One senior Foreign Ministry official said that at least one or two Japanese abductees must be returned before the government provides any significant assistance. Pyongyang, however, maintains there are no Japanese abductees still alive in the North.

"If the North makes a very big concession on the abandonment of its nuclear (weapons), the story could be different, but the Japanese people won't be satisfied without progress in the abduction issue," the official said on condition of anonymity.

China and the U.S. have proposed that a subcommittee be set up under the six-party framework to discuss bilateral issues between North Korea and Japan, including the abductions and Japanese economic aid to Pyongyang. But establishment of such a forum will not be enough to get aid out of Japan, the official said.

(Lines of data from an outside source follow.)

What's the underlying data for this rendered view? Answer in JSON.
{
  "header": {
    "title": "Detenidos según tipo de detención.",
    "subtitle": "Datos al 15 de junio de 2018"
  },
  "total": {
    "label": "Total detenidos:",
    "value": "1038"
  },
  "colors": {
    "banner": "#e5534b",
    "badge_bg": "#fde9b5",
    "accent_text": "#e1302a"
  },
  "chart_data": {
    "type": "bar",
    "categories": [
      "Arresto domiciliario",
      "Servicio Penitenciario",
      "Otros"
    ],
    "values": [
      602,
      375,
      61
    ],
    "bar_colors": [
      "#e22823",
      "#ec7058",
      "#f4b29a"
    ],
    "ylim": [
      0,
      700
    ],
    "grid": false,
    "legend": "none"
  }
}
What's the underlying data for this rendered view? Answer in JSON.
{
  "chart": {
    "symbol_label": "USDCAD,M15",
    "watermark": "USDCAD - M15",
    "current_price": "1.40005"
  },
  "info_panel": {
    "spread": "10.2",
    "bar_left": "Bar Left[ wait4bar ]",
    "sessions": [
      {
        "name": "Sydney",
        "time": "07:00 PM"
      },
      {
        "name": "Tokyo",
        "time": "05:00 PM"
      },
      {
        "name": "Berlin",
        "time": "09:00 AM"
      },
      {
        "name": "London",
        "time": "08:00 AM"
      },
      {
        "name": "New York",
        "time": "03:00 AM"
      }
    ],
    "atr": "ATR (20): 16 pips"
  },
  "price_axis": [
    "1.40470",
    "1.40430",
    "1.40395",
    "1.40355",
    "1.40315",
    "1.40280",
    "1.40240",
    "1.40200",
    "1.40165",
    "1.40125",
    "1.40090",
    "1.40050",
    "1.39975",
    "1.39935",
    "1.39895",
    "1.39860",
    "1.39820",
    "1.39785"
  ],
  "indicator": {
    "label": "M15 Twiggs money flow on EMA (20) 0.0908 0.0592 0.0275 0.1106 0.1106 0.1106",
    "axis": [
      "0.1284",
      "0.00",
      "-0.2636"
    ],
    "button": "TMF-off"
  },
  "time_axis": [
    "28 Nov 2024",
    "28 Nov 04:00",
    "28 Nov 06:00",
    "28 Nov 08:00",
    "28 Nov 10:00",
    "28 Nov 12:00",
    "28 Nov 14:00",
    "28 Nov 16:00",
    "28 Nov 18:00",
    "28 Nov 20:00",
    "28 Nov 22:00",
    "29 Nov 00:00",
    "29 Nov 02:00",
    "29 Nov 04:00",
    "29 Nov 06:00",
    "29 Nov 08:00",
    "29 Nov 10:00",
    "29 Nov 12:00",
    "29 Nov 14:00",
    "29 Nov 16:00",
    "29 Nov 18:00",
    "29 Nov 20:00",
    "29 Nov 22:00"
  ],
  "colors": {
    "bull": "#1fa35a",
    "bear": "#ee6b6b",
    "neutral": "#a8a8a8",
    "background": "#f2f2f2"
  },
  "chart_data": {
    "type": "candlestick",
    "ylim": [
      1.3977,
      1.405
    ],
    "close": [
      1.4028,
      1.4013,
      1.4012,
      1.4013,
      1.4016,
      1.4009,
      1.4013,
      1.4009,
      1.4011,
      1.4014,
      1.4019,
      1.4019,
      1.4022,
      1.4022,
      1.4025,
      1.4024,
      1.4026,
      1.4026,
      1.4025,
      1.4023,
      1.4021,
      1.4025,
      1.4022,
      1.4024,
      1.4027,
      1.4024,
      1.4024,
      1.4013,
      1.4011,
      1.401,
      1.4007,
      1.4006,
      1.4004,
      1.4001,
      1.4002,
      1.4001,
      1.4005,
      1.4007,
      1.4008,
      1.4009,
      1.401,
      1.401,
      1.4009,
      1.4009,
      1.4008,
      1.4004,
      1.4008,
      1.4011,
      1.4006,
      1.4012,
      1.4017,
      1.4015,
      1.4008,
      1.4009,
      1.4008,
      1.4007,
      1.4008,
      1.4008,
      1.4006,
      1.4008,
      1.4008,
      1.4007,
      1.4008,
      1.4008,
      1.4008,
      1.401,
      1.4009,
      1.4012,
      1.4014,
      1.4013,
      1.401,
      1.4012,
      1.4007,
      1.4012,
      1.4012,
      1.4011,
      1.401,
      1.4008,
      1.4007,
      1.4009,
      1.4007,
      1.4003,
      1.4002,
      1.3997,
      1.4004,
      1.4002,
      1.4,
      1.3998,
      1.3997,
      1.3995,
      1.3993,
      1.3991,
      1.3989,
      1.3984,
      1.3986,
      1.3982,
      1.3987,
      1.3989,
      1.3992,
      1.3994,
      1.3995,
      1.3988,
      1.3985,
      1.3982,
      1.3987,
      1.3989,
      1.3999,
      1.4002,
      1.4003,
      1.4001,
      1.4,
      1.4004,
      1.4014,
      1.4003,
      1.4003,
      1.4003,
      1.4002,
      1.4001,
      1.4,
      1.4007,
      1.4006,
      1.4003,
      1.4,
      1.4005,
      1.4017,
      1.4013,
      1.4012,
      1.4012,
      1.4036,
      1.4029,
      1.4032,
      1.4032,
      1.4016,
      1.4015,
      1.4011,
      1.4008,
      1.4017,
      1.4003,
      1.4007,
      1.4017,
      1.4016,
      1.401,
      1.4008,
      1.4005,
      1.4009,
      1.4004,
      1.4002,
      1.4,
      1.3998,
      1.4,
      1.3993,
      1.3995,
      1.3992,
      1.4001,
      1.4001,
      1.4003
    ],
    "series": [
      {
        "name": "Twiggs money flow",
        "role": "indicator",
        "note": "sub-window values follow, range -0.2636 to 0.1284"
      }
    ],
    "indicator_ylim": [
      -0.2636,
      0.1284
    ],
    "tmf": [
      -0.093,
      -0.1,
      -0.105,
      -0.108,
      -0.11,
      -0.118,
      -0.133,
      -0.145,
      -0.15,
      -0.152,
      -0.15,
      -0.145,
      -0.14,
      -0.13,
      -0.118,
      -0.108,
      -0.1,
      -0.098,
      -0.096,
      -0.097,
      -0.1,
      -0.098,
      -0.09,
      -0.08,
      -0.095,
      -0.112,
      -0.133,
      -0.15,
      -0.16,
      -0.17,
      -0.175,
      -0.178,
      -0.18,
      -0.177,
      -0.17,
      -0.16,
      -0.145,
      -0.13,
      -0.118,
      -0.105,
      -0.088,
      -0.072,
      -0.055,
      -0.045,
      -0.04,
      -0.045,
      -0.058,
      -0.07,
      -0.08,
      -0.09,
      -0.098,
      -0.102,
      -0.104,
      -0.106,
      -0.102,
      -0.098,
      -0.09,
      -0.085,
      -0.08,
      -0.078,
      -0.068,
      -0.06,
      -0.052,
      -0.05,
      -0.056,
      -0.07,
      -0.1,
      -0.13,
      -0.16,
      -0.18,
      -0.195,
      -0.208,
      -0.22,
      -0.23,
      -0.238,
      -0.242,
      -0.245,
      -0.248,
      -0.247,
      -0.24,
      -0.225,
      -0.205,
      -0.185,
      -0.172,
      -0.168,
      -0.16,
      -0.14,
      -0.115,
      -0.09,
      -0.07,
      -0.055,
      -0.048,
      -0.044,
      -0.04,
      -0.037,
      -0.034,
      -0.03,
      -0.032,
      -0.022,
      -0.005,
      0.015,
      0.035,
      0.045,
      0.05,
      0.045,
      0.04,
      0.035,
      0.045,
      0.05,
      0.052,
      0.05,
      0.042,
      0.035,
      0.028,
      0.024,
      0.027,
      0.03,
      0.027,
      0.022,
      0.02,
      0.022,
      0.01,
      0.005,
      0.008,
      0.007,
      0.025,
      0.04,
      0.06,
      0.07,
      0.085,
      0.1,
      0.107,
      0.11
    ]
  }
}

Later Tuesday, chief U.S. negotiator Christopher Hill met Foreign Ministry officials in Tokyo and emphasized that the U.S. and Japan will cooperate closely during the upcoming round in Beijing.

Asked whether the U.S. supports Japan's position of not giving economic assistance without major progress on the abduction issue, Hill ducked the question.

"The six-party talks are representative of a broad platform, on which we are trying to address a number of issues," Hill told reporters at the Foreign Ministry.

Aso has even doubted the possibility of giving "humanitarian aid" to the North, saying he is not sure such help would really reach the people who need it.

"It is often said that you can't tell if the money you contribute (for the North) will be used for humanitarian assistance or pocketed by certain people," Aso said.